Energy storage facilities can also participate in the capacity market after first winning a centrally managed auction. The essence of the capacity market is that the participants (capacity providers) are remunerated for meeting the capacity obligations of being on standby to supply specified electrical capacity to the grid and supplying specified electricity to the grid during recall (stress) periods.

In practice, this means that a capacity provider must inject a certain amount of electricity into the grid at specific times announced by the Polish system operator.

Recall periods are announced when the surplus capacity available in the National Power System is lower than the value required by law. At all other times, the capacity provider simply continues to be on standby to supply capacity/electricity to the grid.

The balancing market

The Polish Balancing Market structure will soon undergo major changes. A new version of the Balancing Market Rules (BMR) was drafted by the Polish system operator in February 2023.

Following public consultation, the new BMR were submitted in mid-2023 for approval by the president of the Energy Regulatory Authority (ERA). The president of the ERA partially approved the new BMR, which will enter into force on June 14, 2024. The changes on the Balancing Market are far-reaching and significant, including a thorough restructuring of the concept of market participants, as well as scheduling and settlement processes.

Balancing services

The new BMR introduces a catalogue of balancing services that service operators can source from balancing service providers, consisting of balancing energy, and balancing capacity, in the following form:

  • frequency maintenance reserve, up and down;
  • frequency restoration reserve with automatic activation upwards and downwards;
  • frequency restoration reserve with direct type non-automatic activation upwards and downwards, and
  • replacement reserve upwards and downwards.

The balancing capacities will be procured and settled by the service operators on a competitive basis, according to the rules set out in the new BMR. There will be a separate procurement of upward and downward balancing capacity.

The new BMR also state that to provide balancing services, newly introduced scheduling units must successfully pass qualification tests.

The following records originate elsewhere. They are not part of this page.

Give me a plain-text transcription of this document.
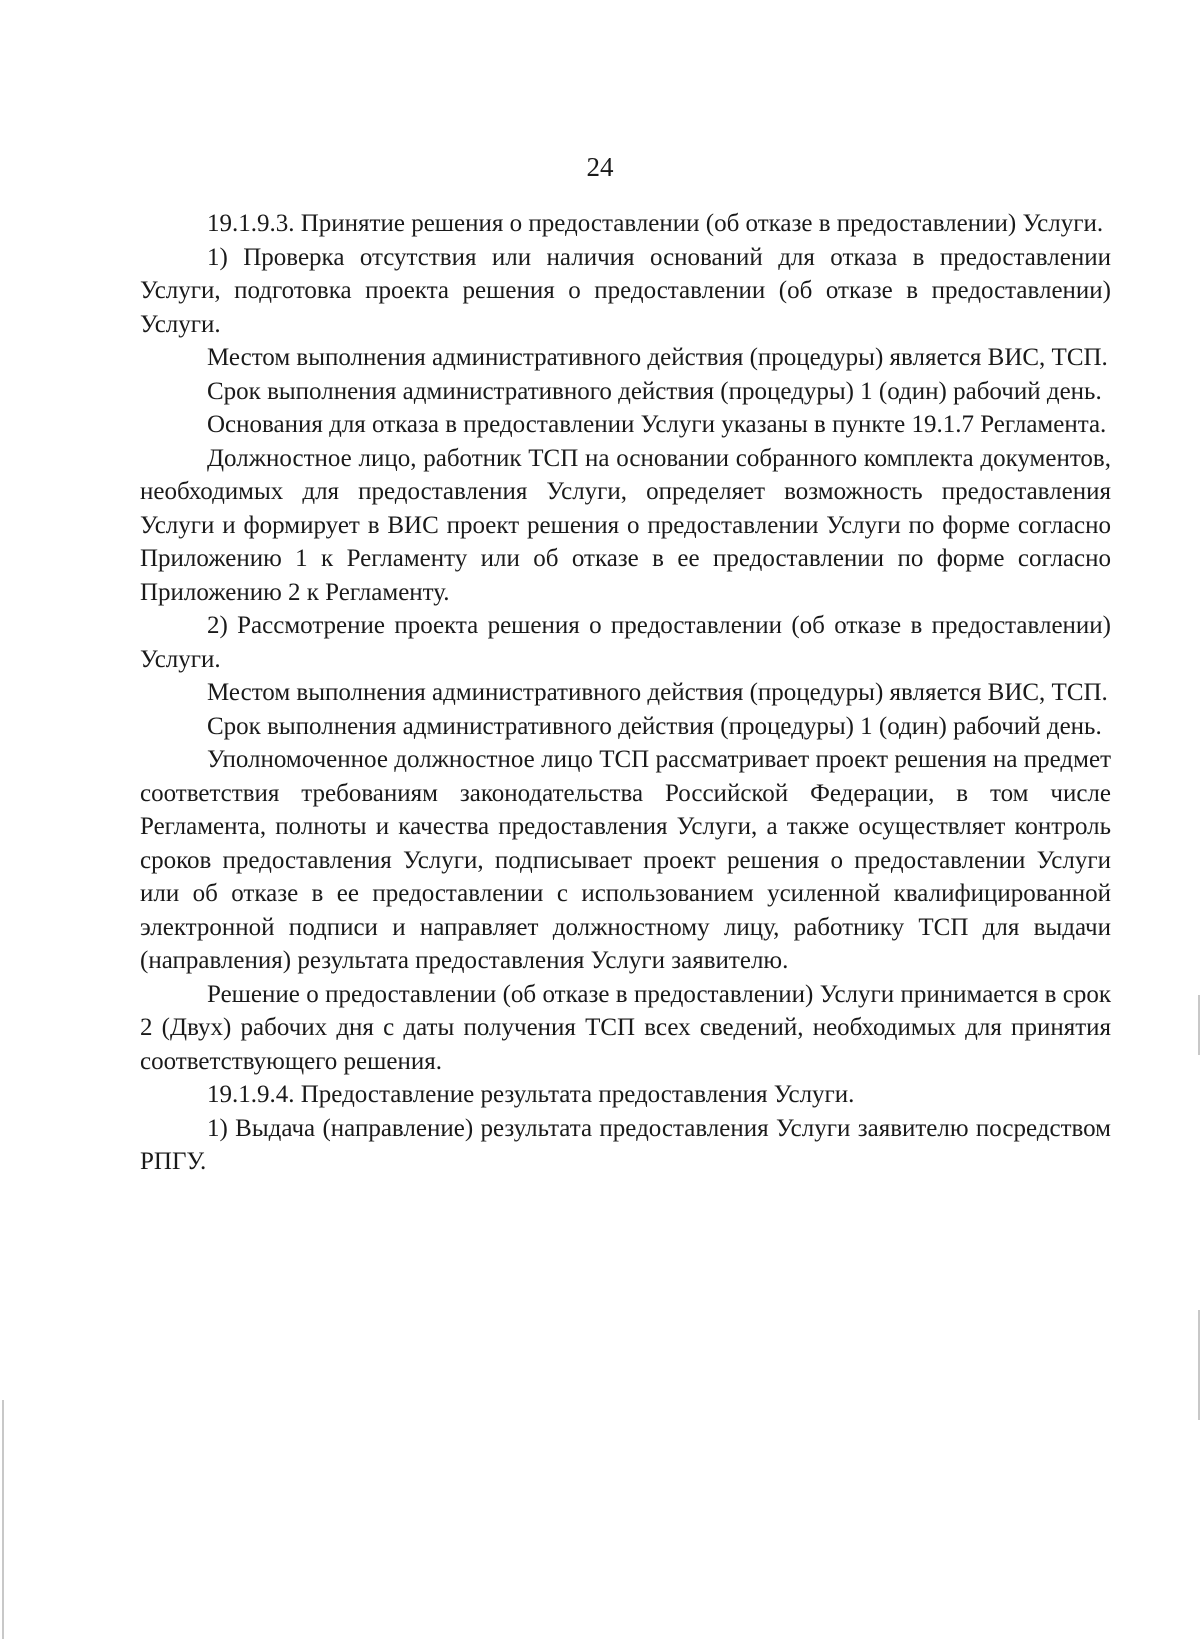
24

19.1.9.3. Принятие решения о предоставлении (об отказе в предоставлении) Услуги.

1) Проверка отсутствия или наличия оснований для отказа в предоставлении Услуги, подготовка проекта решения о предоставлении (об отказе в предоставлении) Услуги.

Местом выполнения административного действия (процедуры) является ВИС, ТСП.

Срок выполнения административного действия (процедуры) 1 (один) рабочий день.

Основания для отказа в предоставлении Услуги указаны в пункте 19.1.7 Регламента.

Должностное лицо, работник ТСП на основании собранного комплекта документов, необходимых для предоставления Услуги, определяет возможность предоставления Услуги и формирует в ВИС проект решения о предоставлении Услуги по форме согласно Приложению 1 к Регламенту или об отказе в ее предоставлении по форме согласно Приложению 2 к Регламенту.

2) Рассмотрение проекта решения о предоставлении (об отказе в предоставлении) Услуги.

Местом выполнения административного действия (процедуры) является ВИС, ТСП.

Срок выполнения административного действия (процедуры) 1 (один) рабочий день.

Уполномоченное должностное лицо ТСП рассматривает проект решения на предмет соответствия требованиям законодательства Российской Федерации, в том числе Регламента, полноты и качества предоставления Услуги, а также осуществляет контроль сроков предоставления Услуги, подписывает проект решения о предоставлении Услуги или об отказе в ее предоставлении с использованием усиленной квалифицированной электронной подписи и направляет должностному лицу, работнику ТСП для выдачи (направления) результата предоставления Услуги заявителю.

Решение о предоставлении (об отказе в предоставлении) Услуги принимается в срок 2 (Двух) рабочих дня с даты получения ТСП всех сведений, необходимых для принятия соответствующего решения.

19.1.9.4. Предоставление результата предоставления Услуги.

1) Выдача (направление) результата предоставления Услуги заявителю посредством РПГУ.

Ancillary and flexibility services

Ancillary services are those that the Polish system operator may procure in addition to those included in balancing capacities. These services are regulated in the Transmission Grid Code (TGC) and include participating in the automatic regulation of voltage and reactive power, providing an intervention supply of active power and intervention bid reduction of power consumption by customers, and a system-imposed generation service, also referred to as the availability of generation units.

Flexibility services are those that the Polish system operator is responsible for procuring and ensuring effective participation of all eligible aggregators and system users, including those offering energy from renewable sources or conducting activity in demand response or energy storage.

These services include flexibility services from an aggregator or system users who are active customers, generators, or operators of electricity storage facilities, to ensure security and increase the efficiency of the development of the distribution system, and non-frequency ancillary services, which, among others, are used for steady-state voltage control, fast reactive current injection and reactive power regulation, and provision of inertia to maintain local grid stability.

The system operator will procure ancillary and flexibility services on the basis of transparent and non-discriminatory market procedures.